Kit Reuther’s space was filled with sunlight and bright canvases when I visited her at her home that she is temporarily using as her studio. Her use of formal elements like shape and color were worked into canvases, made into sculptures, visions manifested in both two and three-dimensional platforms. We sat down over coffee and I was lucky enough to learn about her work.
Nashville Visual Artists is a photo documentary that profiles visual artists living and working in Nashville. The purpose of this project is to bring awareness to the strong visual arts scene here. Nashville is famous for its music culture but a lot of people aren't familiar with its rich visual arts culture. By interviewing artists and documenting their process in the studio, I hope to draw more attention to the visual arts community here.
What is the theme of your work?
I don’t really approach work with a specific theme in mind. To say I have a theme would sound as if I actually know what I'm doing! Often I will just start a painting with an idea as simple as a single color that I've been curious about. How does it translate in paint? Is it as good on the canvas as i've imagined in my head? As I proceed to answer these questions, the work then becomes an exploration by trial and error. Formal issues inform the process: composition, scale, mass, line, etc. Things rarely go as planned, but I have come to appreciate and even rely on unpredictable outcomes.
What inspires your work?
I don't recall ever being at a loss for inspiration. I take in a tremendous amount of visual information (or inspiration as the case may be) from the everyday and mundane. It can be exhausting! Everything around me represents potential and I probably have several hundred ideas and sketches- mostly on post-it notes, but I rarely ever need to refer to them. I think they are like a safety net for me, in the event that I ever reach a visual block.

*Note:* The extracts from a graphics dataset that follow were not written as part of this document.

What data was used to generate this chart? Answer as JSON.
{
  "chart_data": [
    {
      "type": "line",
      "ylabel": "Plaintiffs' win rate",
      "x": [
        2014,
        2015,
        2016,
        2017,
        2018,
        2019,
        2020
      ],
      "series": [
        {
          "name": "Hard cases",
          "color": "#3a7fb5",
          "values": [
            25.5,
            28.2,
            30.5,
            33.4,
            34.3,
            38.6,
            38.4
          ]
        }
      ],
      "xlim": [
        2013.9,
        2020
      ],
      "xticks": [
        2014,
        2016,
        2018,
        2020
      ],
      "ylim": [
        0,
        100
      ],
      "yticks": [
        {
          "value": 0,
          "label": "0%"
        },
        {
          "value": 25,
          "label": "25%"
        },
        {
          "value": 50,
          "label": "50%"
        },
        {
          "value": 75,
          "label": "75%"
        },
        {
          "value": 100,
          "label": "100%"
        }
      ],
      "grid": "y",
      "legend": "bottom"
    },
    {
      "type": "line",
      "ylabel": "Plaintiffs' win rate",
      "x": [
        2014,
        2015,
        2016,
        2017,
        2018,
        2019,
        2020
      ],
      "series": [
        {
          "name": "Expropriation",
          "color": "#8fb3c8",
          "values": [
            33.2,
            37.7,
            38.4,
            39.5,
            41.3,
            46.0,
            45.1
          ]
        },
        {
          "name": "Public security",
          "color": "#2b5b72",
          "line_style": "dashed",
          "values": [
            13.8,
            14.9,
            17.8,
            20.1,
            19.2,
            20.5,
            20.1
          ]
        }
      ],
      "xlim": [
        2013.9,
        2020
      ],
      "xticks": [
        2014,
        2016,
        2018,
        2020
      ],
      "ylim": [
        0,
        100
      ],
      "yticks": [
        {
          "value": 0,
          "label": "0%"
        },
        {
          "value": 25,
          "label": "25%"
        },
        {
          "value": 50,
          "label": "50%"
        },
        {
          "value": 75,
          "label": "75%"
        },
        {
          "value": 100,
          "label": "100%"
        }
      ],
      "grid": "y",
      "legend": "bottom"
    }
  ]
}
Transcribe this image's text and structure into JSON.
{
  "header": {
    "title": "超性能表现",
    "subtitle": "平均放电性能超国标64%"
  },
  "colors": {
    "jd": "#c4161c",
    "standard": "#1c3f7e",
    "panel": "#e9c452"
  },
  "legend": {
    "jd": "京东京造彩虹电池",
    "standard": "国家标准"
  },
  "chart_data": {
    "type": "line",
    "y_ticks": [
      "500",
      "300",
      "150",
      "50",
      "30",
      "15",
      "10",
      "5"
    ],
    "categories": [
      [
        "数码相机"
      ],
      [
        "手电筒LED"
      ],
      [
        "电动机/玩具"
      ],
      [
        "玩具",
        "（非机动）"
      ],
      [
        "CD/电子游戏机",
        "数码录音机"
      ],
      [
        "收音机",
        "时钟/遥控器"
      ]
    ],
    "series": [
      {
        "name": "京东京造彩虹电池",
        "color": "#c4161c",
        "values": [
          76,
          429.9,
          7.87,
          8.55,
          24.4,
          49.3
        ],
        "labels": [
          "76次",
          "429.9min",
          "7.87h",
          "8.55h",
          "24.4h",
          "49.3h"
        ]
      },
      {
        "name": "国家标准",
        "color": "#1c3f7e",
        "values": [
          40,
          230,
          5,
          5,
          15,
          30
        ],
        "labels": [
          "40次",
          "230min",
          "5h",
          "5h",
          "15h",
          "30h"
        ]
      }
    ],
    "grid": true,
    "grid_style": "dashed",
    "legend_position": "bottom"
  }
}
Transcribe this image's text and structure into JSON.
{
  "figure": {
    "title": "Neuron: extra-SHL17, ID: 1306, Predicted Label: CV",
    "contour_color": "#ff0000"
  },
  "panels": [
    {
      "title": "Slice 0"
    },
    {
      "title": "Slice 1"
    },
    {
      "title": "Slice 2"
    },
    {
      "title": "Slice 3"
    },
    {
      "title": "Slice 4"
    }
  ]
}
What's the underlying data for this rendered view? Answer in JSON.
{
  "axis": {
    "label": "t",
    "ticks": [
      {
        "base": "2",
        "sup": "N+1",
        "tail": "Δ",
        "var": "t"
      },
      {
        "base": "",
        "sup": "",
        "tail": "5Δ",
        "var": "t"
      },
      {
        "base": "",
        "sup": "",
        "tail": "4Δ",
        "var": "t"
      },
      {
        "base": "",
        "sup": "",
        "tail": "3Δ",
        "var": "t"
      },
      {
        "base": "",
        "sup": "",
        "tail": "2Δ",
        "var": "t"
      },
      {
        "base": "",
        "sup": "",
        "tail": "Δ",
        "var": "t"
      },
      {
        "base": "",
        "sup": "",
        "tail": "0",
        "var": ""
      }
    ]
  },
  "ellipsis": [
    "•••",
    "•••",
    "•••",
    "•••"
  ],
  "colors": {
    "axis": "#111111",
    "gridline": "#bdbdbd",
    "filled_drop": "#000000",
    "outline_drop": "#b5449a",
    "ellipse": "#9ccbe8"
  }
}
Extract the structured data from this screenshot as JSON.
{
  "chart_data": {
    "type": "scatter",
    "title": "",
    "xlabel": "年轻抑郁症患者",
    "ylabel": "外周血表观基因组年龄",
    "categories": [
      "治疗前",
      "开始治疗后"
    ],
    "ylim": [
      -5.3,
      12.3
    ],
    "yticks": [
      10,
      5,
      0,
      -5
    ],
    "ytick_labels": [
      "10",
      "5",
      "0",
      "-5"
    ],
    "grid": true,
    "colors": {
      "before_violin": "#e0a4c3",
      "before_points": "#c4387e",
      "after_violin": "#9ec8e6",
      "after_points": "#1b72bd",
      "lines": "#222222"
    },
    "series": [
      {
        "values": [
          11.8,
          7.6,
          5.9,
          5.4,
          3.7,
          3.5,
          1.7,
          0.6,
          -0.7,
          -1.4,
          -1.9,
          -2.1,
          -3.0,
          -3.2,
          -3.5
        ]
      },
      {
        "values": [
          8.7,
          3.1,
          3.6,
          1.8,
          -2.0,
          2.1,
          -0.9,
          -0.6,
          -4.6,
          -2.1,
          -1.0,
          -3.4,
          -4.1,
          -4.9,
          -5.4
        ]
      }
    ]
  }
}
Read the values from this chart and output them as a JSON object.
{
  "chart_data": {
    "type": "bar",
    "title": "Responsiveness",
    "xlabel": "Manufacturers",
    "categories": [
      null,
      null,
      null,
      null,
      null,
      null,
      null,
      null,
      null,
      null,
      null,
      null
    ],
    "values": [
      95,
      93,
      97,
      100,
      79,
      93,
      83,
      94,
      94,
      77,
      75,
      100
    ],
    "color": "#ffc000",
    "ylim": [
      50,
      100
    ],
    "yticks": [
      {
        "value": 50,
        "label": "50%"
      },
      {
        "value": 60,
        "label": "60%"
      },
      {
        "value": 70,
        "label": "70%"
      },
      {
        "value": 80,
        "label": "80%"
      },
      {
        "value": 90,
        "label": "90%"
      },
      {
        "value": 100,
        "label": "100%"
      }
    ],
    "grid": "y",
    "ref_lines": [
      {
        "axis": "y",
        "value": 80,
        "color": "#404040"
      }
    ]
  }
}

I am also inspired by other creative people in my life. They are like fuel for me, and it helps to know there are others out there wrestling with the creative process. Artists like Jodi Hays are good at bringing folks together, and those interactions help energize the hours of isolation in the studio.
What are the goals for your work?
I continue to push myself to make things that feel fresh and challenging. I get bored easily, but fortunately right now I have a backlog of new ideas, especially with my sculpture, and I am excited to get started (when my sculpture studio warms up!). I have been asked to participate in a group show this summer in which all of the artists are using the medium of cardboard. I also have a solo show this fall at David Lusk Gallery in Memphis, so that pretty much sums up my goals for 2015.
What are your thoughts on the Nashville arts scene?
Well, I found myself crawling on hands and knees through an art pod maze a couple of weeks ago, so Nashville is certainly offering a more diverse art experience! Where we go from here is anybody's guess. I am encouraged every time I hear of a new art venture, whether it is the announcement of a new gallery, pop up, or co-op space. Exposure is important in maintaining the growth of our art community alongside the overall growth of the city.